I fear loving you more than I fear hating you. The truth is that the latter is much easier, and temporary. If you walk into and then out of my life, I have no lasting obligation to you, I cannot be fully known by you, I am not given over and over and over again the opportunity to disappoint you. This idea of permanence terrifies me--Ronald's death, for instance, or, rather, not so much that he is dead but that he always will be--I want it to be a temporary state, so that he can come visit me for his 30th birthday after all.
I see the used condoms in the trash, and think that a part of you is here, but also I think of the fleeting nature of physical love. Sex is a failure without orgasm--orgasm signals its end. I wonder about love, and how similar it is to sex. In my experience, love is just as fleeting as the moment of orgasm, a moment in time, the flame-burst of a match. Yesterday, you lay where I lay now, our bodies slick with each other's sweat. Tonight, I wonder whether she will win you back--or, rather, if you will decide to return to her. Will you come to me, after all, and say, your different face but the same old words, "I'm sorry, but..." And then all we will have between us is the one night and the three used condoms I'll be putting out with the trash in the morning. I am afraid that this is the conversation that we will have, you, with a pained look on your face, ironically, as the hurter, and me, trying to act unmoved, as the one being hurt.

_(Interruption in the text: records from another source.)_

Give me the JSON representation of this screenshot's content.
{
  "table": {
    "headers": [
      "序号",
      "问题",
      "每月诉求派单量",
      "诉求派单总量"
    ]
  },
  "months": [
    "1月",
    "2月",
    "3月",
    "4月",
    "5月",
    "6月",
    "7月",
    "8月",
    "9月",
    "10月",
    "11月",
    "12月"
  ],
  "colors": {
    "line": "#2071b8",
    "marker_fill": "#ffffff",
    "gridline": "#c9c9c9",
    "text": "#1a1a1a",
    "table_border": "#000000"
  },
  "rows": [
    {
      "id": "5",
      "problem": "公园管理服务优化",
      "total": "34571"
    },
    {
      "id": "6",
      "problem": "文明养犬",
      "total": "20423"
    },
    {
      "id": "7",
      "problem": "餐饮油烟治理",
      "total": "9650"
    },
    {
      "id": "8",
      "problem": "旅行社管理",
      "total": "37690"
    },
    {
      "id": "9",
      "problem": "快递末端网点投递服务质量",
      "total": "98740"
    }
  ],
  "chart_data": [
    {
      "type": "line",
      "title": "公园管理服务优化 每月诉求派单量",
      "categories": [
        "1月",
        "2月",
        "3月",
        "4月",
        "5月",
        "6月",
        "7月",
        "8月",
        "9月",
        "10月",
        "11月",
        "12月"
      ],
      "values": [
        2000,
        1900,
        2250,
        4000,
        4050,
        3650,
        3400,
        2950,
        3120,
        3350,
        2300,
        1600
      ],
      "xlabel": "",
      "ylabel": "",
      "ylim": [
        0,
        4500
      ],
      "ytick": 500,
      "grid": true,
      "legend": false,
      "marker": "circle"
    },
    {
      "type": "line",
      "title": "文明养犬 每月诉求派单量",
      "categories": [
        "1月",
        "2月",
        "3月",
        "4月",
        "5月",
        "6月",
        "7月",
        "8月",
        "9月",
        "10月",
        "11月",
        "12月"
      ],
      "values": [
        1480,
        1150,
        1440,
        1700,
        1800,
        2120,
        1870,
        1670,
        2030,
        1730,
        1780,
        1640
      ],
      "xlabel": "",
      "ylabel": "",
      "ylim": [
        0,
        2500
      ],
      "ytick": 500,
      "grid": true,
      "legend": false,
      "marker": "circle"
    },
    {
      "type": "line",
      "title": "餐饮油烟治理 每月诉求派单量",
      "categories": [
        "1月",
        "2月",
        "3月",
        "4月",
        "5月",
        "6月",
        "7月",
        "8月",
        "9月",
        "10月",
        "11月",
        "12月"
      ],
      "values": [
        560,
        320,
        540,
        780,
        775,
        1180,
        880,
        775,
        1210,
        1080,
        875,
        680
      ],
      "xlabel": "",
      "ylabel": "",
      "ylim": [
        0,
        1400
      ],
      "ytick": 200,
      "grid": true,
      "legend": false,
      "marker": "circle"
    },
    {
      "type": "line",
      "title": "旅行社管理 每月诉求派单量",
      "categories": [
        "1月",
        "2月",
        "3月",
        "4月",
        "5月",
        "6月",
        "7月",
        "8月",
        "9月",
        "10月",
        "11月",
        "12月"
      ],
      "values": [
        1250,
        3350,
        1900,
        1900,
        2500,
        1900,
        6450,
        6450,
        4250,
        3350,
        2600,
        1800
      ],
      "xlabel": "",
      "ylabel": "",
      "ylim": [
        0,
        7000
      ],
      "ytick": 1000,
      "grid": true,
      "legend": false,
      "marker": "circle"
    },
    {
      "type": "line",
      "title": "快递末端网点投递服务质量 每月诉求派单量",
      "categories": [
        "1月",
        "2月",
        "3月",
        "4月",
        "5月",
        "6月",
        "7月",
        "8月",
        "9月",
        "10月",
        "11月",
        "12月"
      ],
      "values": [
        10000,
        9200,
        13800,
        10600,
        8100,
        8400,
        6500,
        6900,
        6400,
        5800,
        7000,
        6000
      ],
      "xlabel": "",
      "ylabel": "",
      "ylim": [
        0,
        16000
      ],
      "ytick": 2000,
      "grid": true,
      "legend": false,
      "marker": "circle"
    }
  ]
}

We are already keeping secrets; you, of her and what happened when you left here yesterday, me, of the date with my own ex tomorrow night--a pillow to help soften the blow I'm already flinching in anticipation of, not knowing if or when it will come.
Why only date one man who will use you up and leave you when you can stay unattached to several?
How does anyone continue to hope for love, when everything suggests that it is unsustainable? When the men you have loved have consistently disappointed you, how do you continue to believe that the next one, or one someday, won't? How do you cross the bridge from every relationship failing, failing, failing, to one that doesn't? At a certain point, don't you begin to believe that they simply will, and then you've damned them--they cannot survive.
Part of me wants to kill this thing now, before we get too deep. And then I look up at the invitation on my dresser to my grandparent's 50th wedding anniversary, and i see in front of me the evidence that somewhere, somehow, my logic is off. Love has to be sustainable, at least in some form, even if I don't understand how. My grandparents have been married almost twice as long as I have been alive. It is not possible that I know more about love. I'd like to think that maybe I know more about heartache, but I don't think that after 50 years, that is possible either.
And now you and I are wrapped together with a thin satin white ribbon, and I'm afraid because, as always, the seeds are planted and beginning to grow, and the ax is never far away, and the longer you let it grow, the harder it is to cut it down. If you did it now, I would hate you and move on, to get my hopes up and be disappointed by someone else and someone else and someone else. But what I'm really afraid of is letting this thing between us grow, to see how big and leafy and beautiful it will get, because always in the back of my mind, I'll know that the ax is arm's length away, that you can never get comfortable, you can never let yourself totally go, you must always keep a part of you to yourself, because if I love you, then when will it happen? After 3 years? Marriage? Children? No. Better to enjoy each other now and not dread the day when the world will come crashing in around us, when we will wonder how we were so blind, when we will realize the terrible people we have become with each other. No, I'll put the condoms out with the trash. You won't have to see me any more.